L’accès au financement est crucial pour les jeunes entreprises marocaines. Deux jeunes viennent de développer une application qui permet de financer en crowdfunding des projets par l’intermédiaire de minutes de forfait téléphonique non utilisées et converties en valeur.

Avec l’avènement du numérique, de nombreuses fenêtres s’ouvrent sur de nouvelles opportunités. Et les finances n’échappent pas au phénomène. La vague crowdfunding, qui permet à un entrepreneur de lever des fonds auprès de particuliers, déferle sur de nombreux pays.
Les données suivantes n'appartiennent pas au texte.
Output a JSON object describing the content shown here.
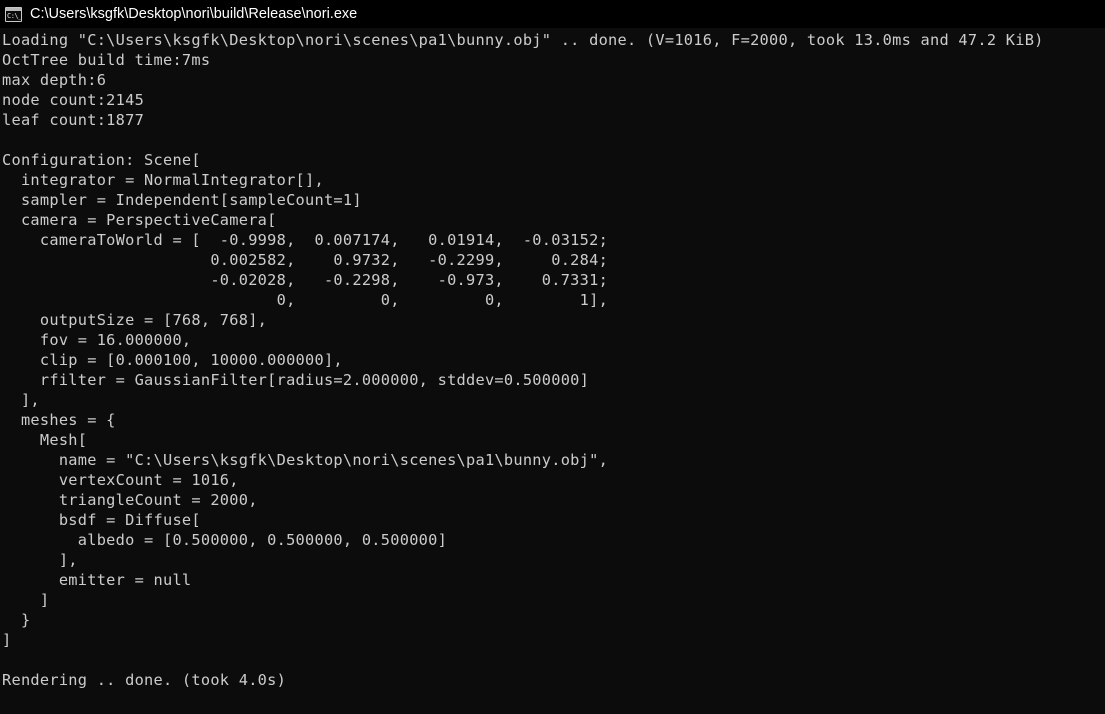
{
  "window": {
    "title": "C:\\Users\\ksgfk\\Desktop\\nori\\build\\Release\\nori.exe",
    "icon": "console-icon",
    "icon_prompt": "C:\\_",
    "background_color": "#0c0c0c",
    "titlebar_color": "#000000",
    "text_color": "#cccccc",
    "title_color": "#ffffff"
  },
  "console": {
    "lines": [
      "Loading \"C:\\Users\\ksgfk\\Desktop\\nori\\scenes\\pa1\\bunny.obj\" .. done. (V=1016, F=2000, took 13.0ms and 47.2 KiB)",
      "OctTree build time:7ms",
      "max depth:6",
      "node count:2145",
      "leaf count:1877",
      "",
      "Configuration: Scene[",
      "  integrator = NormalIntegrator[],",
      "  sampler = Independent[sampleCount=1]",
      "  camera = PerspectiveCamera[",
      "    cameraToWorld = [  -0.9998,  0.007174,   0.01914,  -0.03152;",
      "                      0.002582,    0.9732,   -0.2299,     0.284;",
      "                      -0.02028,   -0.2298,    -0.973,    0.7331;",
      "                             0,         0,         0,        1],",
      "    outputSize = [768, 768],",
      "    fov = 16.000000,",
      "    clip = [0.000100, 10000.000000],",
      "    rfilter = GaussianFilter[radius=2.000000, stddev=0.500000]",
      "  ],",
      "  meshes = {",
      "    Mesh[",
      "      name = \"C:\\Users\\ksgfk\\Desktop\\nori\\scenes\\pa1\\bunny.obj\",",
      "      vertexCount = 1016,",
      "      triangleCount = 2000,",
      "      bsdf = Diffuse[",
      "        albedo = [0.500000, 0.500000, 0.500000]",
      "      ],",
      "      emitter = null",
      "    ]",
      "  }",
      "]",
      "",
      "Rendering .. done. (took 4.0s)"
    ]
  },
  "loading": {
    "file": "C:\\Users\\ksgfk\\Desktop\\nori\\scenes\\pa1\\bunny.obj",
    "status": "done.",
    "vertex_count": 1016,
    "face_count": 2000,
    "load_time": "13.0ms",
    "memory": "47.2 KiB"
  },
  "octree": {
    "build_time": "7ms",
    "max_depth": 6,
    "node_count": 2145,
    "leaf_count": 1877
  },
  "scene": {
    "integrator": "NormalIntegrator[]",
    "sampler": "Independent[sampleCount=1]",
    "camera": {
      "type": "PerspectiveCamera",
      "cameraToWorld": [
        [
          -0.9998,
          0.007174,
          0.01914,
          -0.03152
        ],
        [
          0.002582,
          0.9732,
          -0.2299,
          0.284
        ],
        [
          -0.02028,
          -0.2298,
          -0.973,
          0.7331
        ],
        [
          0,
          0,
          0,
          1
        ]
      ],
      "outputSize": [
        768,
        768
      ],
      "fov": "16.000000",
      "clip": [
        "0.000100",
        "10000.000000"
      ],
      "rfilter": "GaussianFilter[radius=2.000000, stddev=0.500000]"
    },
    "mesh": {
      "name": "C:\\Users\\ksgfk\\Desktop\\nori\\scenes\\pa1\\bunny.obj",
      "vertexCount": 1016,
      "triangleCount": 2000,
      "bsdf": "Diffuse",
      "albedo": [
        "0.500000",
        "0.500000",
        "0.500000"
      ],
      "emitter": "null"
    }
  },
  "render": {
    "status": "done.",
    "took": "4.0s"
  }
}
Les estimations parlent d’un marché à 1.000 milliards de dollars en 2020! Alors tous s’y mettent, les Etats-Unis en tête. Pour la petite histoire, Michael Sullivan a popularisé le terme en 2006 avec le lancement de son blog Fundavlog. Initialement limité aux artistes et aux associations, le crowdfunding s’est ouvert aux entreprises avec la loi JOBS de 2012, qui a permis l’émergence de cette nouvelle industrie. Au Maroc, les bonnes volontés sont dans les starting-blocks, pressées de voir enfin éclore un cadre juridique pour régir le secteur. Jusque-là, c’est la loi 004.71 qui domine, interdisant l’appel à la générosité publique. Ces dons sans contrepartie étant uniquement permis aux fondations reconnues d’utilité publique. Une urgence que les pouvoirs publics doivent traiter pour booster l’entrepreneuriat dans le Royaume, car les plateformes qui fonctionnent le mieux dans le monde sont celles qui disposent d’une réglementation qui leur est favorable.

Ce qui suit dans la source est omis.